For each new row in the source topic:

  1. The payload is decoded into the source model.
  2. fn(model) is called.
  3. If the result is None, the source row is acked and nothing is written.
  4. Otherwise the result is validated against the target model.
  5. Inside one SQLite transaction: the target row is inserted and the source row is transitioned to handled.
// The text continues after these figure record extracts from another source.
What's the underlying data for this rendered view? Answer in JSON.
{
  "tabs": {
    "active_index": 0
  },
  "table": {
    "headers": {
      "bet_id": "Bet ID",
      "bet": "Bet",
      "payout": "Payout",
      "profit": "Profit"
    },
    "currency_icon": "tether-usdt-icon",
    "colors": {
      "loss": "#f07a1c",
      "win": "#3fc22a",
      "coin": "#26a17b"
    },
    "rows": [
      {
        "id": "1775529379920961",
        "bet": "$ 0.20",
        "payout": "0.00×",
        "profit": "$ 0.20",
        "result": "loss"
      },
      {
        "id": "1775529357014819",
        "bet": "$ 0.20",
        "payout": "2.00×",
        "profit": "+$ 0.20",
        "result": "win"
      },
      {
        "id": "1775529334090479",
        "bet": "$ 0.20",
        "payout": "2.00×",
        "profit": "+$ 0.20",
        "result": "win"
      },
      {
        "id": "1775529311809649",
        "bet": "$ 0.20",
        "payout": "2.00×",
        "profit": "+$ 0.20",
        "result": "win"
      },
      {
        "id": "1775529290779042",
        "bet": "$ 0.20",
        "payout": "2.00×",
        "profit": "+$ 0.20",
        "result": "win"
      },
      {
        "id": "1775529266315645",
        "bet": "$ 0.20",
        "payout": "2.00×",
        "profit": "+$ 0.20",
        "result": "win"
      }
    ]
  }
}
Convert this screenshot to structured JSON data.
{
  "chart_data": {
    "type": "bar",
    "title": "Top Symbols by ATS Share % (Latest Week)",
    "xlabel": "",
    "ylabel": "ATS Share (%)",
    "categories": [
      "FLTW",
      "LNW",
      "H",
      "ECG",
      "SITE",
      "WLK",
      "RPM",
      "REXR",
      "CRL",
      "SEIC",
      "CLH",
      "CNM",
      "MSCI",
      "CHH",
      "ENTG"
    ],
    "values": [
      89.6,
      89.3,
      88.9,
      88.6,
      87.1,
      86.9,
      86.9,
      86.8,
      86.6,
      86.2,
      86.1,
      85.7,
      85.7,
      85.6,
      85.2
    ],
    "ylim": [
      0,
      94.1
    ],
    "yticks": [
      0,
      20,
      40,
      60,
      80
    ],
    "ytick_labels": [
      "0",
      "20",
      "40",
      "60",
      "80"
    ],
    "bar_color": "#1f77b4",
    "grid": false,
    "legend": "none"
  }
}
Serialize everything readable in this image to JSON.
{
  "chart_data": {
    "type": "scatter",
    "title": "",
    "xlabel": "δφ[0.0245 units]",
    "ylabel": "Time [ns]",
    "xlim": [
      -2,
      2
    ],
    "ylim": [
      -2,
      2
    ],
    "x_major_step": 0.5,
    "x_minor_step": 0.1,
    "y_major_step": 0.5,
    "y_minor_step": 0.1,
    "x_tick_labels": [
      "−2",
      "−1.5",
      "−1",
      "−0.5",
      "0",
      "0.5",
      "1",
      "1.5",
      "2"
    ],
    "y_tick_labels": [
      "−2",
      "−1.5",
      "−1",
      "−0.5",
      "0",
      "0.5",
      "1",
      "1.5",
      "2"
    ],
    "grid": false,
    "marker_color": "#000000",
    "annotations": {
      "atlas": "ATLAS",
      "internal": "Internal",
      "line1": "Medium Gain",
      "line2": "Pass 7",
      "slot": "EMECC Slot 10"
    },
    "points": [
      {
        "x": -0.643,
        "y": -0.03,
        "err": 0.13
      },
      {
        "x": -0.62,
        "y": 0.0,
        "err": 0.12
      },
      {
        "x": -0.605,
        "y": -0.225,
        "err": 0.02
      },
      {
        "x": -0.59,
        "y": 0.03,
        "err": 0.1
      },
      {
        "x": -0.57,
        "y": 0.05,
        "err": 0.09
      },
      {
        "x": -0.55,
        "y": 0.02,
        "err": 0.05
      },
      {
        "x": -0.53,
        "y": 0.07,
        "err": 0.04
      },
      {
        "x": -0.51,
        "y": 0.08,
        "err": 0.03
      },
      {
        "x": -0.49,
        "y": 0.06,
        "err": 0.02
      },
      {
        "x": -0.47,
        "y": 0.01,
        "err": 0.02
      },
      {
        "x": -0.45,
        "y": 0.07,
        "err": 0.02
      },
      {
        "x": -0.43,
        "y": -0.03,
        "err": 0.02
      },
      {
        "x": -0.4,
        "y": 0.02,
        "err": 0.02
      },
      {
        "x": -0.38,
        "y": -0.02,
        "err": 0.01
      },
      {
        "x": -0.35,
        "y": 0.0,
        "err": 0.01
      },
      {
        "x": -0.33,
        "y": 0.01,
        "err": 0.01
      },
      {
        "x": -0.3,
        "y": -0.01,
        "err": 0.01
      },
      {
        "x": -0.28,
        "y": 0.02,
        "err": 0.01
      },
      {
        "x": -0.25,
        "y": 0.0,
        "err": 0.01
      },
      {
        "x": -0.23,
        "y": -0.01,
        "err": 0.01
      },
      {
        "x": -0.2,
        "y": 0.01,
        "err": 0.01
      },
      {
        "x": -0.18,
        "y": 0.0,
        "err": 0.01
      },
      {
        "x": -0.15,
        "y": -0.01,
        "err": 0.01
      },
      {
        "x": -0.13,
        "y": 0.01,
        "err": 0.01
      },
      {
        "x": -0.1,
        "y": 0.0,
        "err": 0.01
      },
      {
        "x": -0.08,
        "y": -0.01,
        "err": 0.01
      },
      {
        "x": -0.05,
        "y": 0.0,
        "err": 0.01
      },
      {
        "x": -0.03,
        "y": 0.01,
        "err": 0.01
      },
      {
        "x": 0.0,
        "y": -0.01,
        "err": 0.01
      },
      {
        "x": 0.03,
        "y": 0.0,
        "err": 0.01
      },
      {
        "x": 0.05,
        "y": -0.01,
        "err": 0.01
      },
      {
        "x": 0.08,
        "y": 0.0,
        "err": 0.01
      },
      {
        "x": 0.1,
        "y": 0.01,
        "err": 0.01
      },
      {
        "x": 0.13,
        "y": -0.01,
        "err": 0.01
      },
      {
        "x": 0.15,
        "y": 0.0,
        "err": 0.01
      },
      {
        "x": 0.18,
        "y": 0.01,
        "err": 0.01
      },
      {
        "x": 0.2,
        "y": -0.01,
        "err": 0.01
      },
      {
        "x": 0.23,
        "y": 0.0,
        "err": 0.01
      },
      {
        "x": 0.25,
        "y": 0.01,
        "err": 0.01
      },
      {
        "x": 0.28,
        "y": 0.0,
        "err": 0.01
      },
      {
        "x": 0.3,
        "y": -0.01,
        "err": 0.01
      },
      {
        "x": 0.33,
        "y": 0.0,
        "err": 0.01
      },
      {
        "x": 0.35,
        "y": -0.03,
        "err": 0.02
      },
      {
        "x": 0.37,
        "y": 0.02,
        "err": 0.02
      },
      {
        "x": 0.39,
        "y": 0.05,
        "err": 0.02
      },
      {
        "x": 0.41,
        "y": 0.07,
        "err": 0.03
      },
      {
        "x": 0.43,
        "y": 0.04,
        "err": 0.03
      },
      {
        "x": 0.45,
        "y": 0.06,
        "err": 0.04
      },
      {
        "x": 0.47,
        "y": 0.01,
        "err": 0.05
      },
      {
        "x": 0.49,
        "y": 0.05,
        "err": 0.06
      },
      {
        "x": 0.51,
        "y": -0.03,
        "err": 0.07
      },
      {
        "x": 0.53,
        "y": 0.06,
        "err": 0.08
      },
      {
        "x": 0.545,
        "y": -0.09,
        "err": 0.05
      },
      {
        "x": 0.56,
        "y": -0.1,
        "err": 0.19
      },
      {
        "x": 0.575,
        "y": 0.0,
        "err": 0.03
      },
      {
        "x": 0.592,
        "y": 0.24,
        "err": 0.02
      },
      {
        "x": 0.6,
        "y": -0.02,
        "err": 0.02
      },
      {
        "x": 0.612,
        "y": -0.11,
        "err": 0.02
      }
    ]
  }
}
A DuplicateMessageError from the target rolls back that row's transaction, so the source row remains new and can be retried.

Return values

Pipeline.run returns the list of transformed outputs in source-row order. Without a .to(target), this is just the raw return value of fn — useful for ad-hoc summaries:

sums = source.topic("sums", Sum).pipe(lambda x: x.value).run()

Dry runs

run(dry_run=True) calls fn and validates the outputs but does not write to the target or transition source rows. Handy for previewing a transformation before committing it.

Plotting

Pipeline.plot() returns a Mermaid graph TD string:

print(videos.pipe(clean).to(cleaned).plot())
graph TD
    videos --> cleaned

Drop the string into a fenced mermaid block to render the diagram inside this documentation site.

Targeting topics by name

If the target topic is already registered on the Source, you can pass its name as a string:

videos.pipe(clean).to("cleaned").run()

The pipeline resolves the name against the Source's registry, raising KeyError if the topic was never created on that source.